Yes, we have to spend a lot of time in the car, but there are ways we can at least benefit from that experience. I recently read the following passage from Richard Louv’s Last Child in the Woods: Saving Our Children From Nature-Deficit Disorder, in which he is discussing the addition of backseat entertainment systems made by car manufacturers to all of the latest model vehicles, and was reminded of the gratifying feeling I had that day as a parent who encourages the use of senses, even when most are limited.

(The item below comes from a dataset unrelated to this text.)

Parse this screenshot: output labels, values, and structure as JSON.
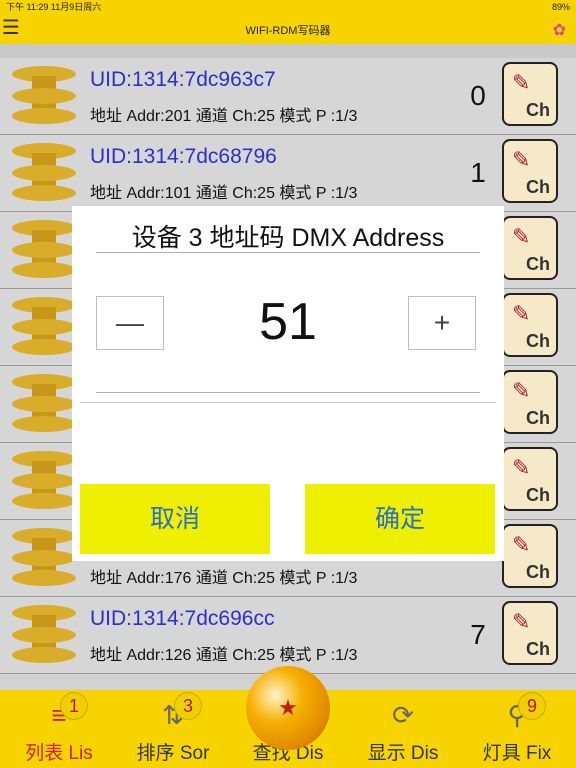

Why do so many Americans say they want their children to watch less TV, yet continue to expand the opportunities for them to watch it? More important, why do so many people no longer consider the physical world worth watching? The highway’s edges may not be postcard perfect. But for a century, children’s early understanding of how cities and nature fit together was gained from the backseat: the empty farmhouse at the edge of the subdivision; the variety of architecture, here and there; the woods and fields and water beyond the seamy edges –all that was and still available to the eye. This was the landscape that we watched as children. It was our drive-by movie. – Richard Louv, Last Child in the Woods: Saving Our Children From Nature-Deficit Disorder

I was discussing this sentiment with my husband and only a day later, as he was a fly on the wall waiting for Petunia to finish a ballet class, he overhead a conversation between parents about their newest luxury SUV and their excitement for the very same television screens and headsets we were regarding with contempt. I suppose I could say “to each their own” and not write about it, and it isn’t about petty judgement, but my worry for this youngest generation is that of disconnect – from each other, from the natural world, from the workings of society. It is because of that worry that I mention this in hopes that someone may see this passage and be reminded of what their children are missing when donning the headset and staring at an animated headrest. There is a whole drive-by movie right outside the window and inspiring conversations to be had. Let’s have them with our children!